Using the spherical wave functions generated in a previous investigation by Wyatt, Wills, and Green, the influence of spheroidal deformation is examined with the aid of perturbation theory. The combined calculations yield the energies of single-particle states for a diffuse boundary, nonlocal deformed potential. Specific calculations are performed for light nuclei around $A=25\mathrm{}$ and in the rare-earth region between $A=150\mathrm{}$ and $A=180\mathrm{}$. An analysis of nuclear ground-state spins and magnetic moments is presented in terms of the computed level schemes and wave functions. The results confirm the general aspects of the Nilsson, Mottelson results as obtained with adjusted harmonic oscillator potentials although some differences arise in detail.

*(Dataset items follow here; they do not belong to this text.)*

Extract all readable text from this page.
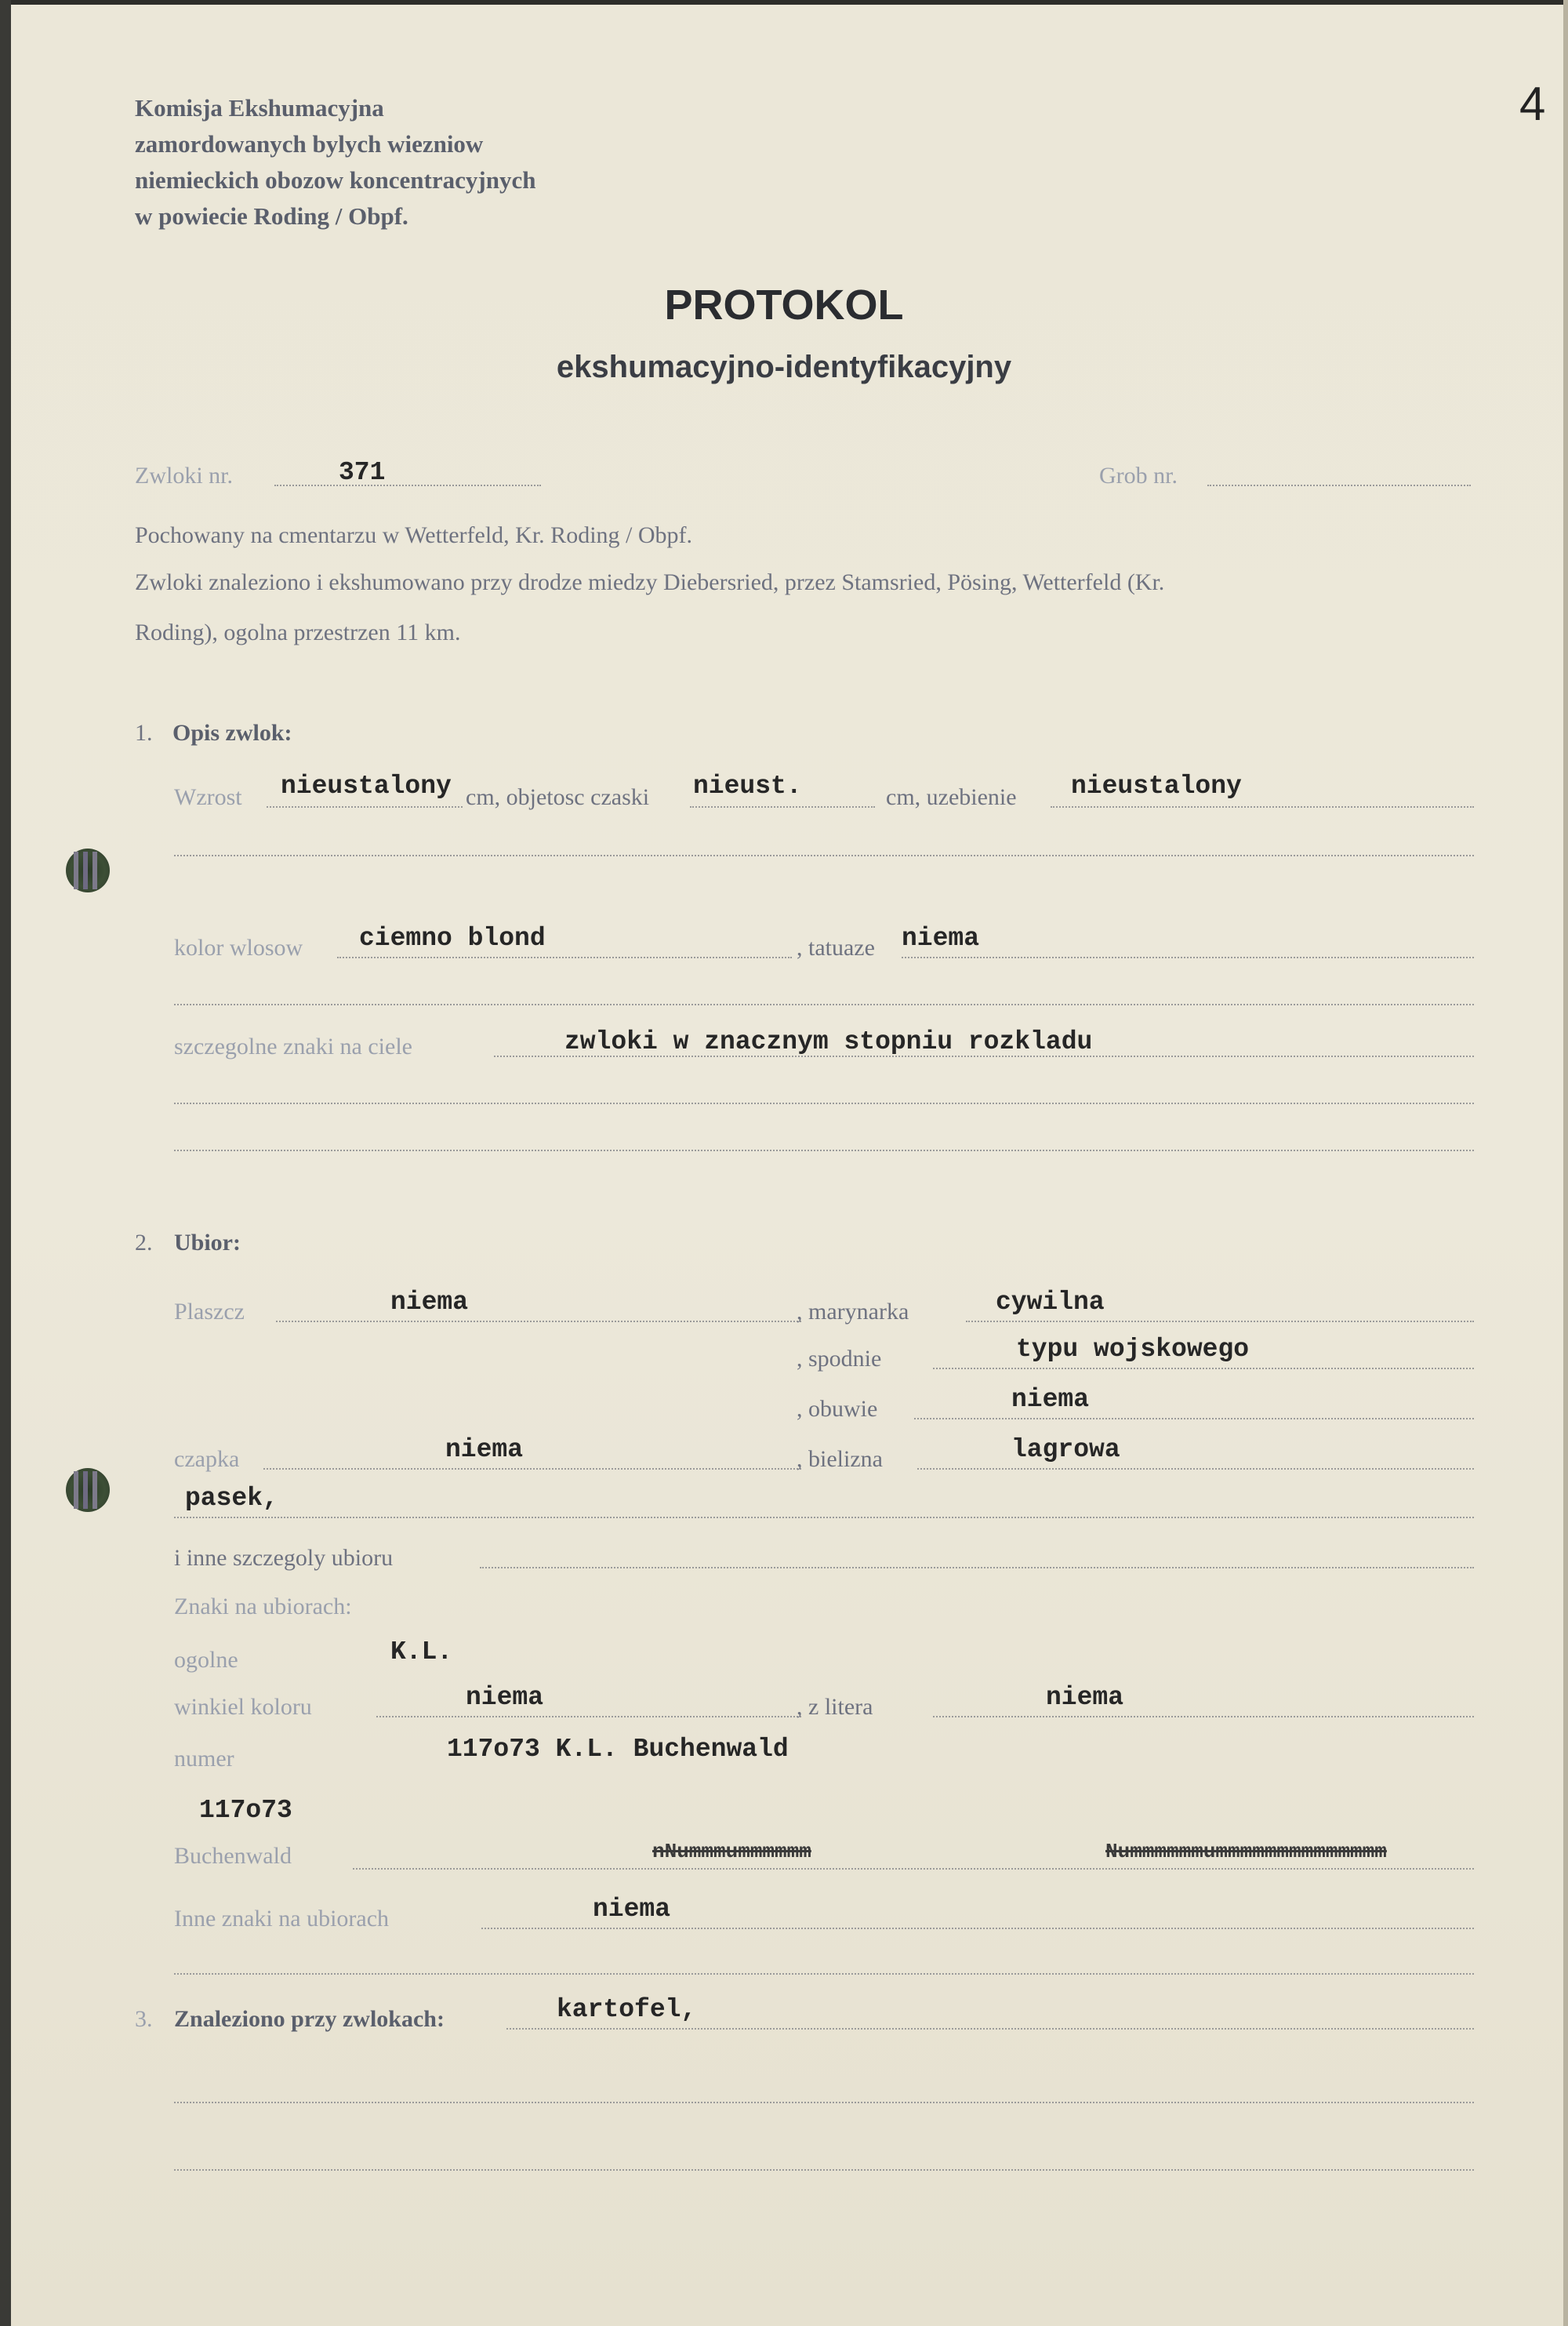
Komisja Ekshumacyjna
zamordowanych bylych wiezniow
niemieckich obozow koncentracyjnych
w powiecie Roding / Obpf.
4
PROTOKOL
ekshumacyjno-identyfikacyjny
Zwloki nr.	371	Grob nr.
Pochowany na cmentarzu w Wetterfeld, Kr. Roding / Obpf.
Zwloki znaleziono i ekshumowano przy drodze miedzy Diebersried, przez Stamsried, Pösing, Wetterfeld (Kr.
Roding), ogolna przestrzen 11 km.
1. Opis zwlok:
Wzrost nieustalony cm, objetosc czaski nieust.	cm, uzebienie nieustalony
kolor wlosow ciemno blond	, tatuaze niema
szczegolne znaki na ciele	zwloki w znacznym stopniu rozkladu
2. Ubior:
Plaszcz	niema	, marynarka	cywilna
, spodnie	typu wojskowego
, obuwie	niema
czapka	niema	, bielizna	lagrowa
pasek,
i inne szczegoly ubioru
Znaki na ubiorach:
ogolne	K.L.
winkiel koloru	niema	, z litera	niema
numer	117o73 K.L. Buchenwald
117o73
Buchenwald	nNummmummmmmm	Nummmmmmummmmmmmmmmmmmm
Inne znaki na ubiorach	niema
3. Znaleziono przy zwlokach:	kartofel,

In particular, the calculated coefficients usually show less mixing of different angular momentum states in our case. The fact that the unperturbed potentials used in this calculation were obtained in the study of Wyatt, Wills, and Green from completely independent theoretical and experimental considerations is satisfying and further tends to confirm that the phenomenological model has a strong basis in reality. A discussion of the relationship of the phenomenological model to the self-consistent nuclear model of Brueckner is given.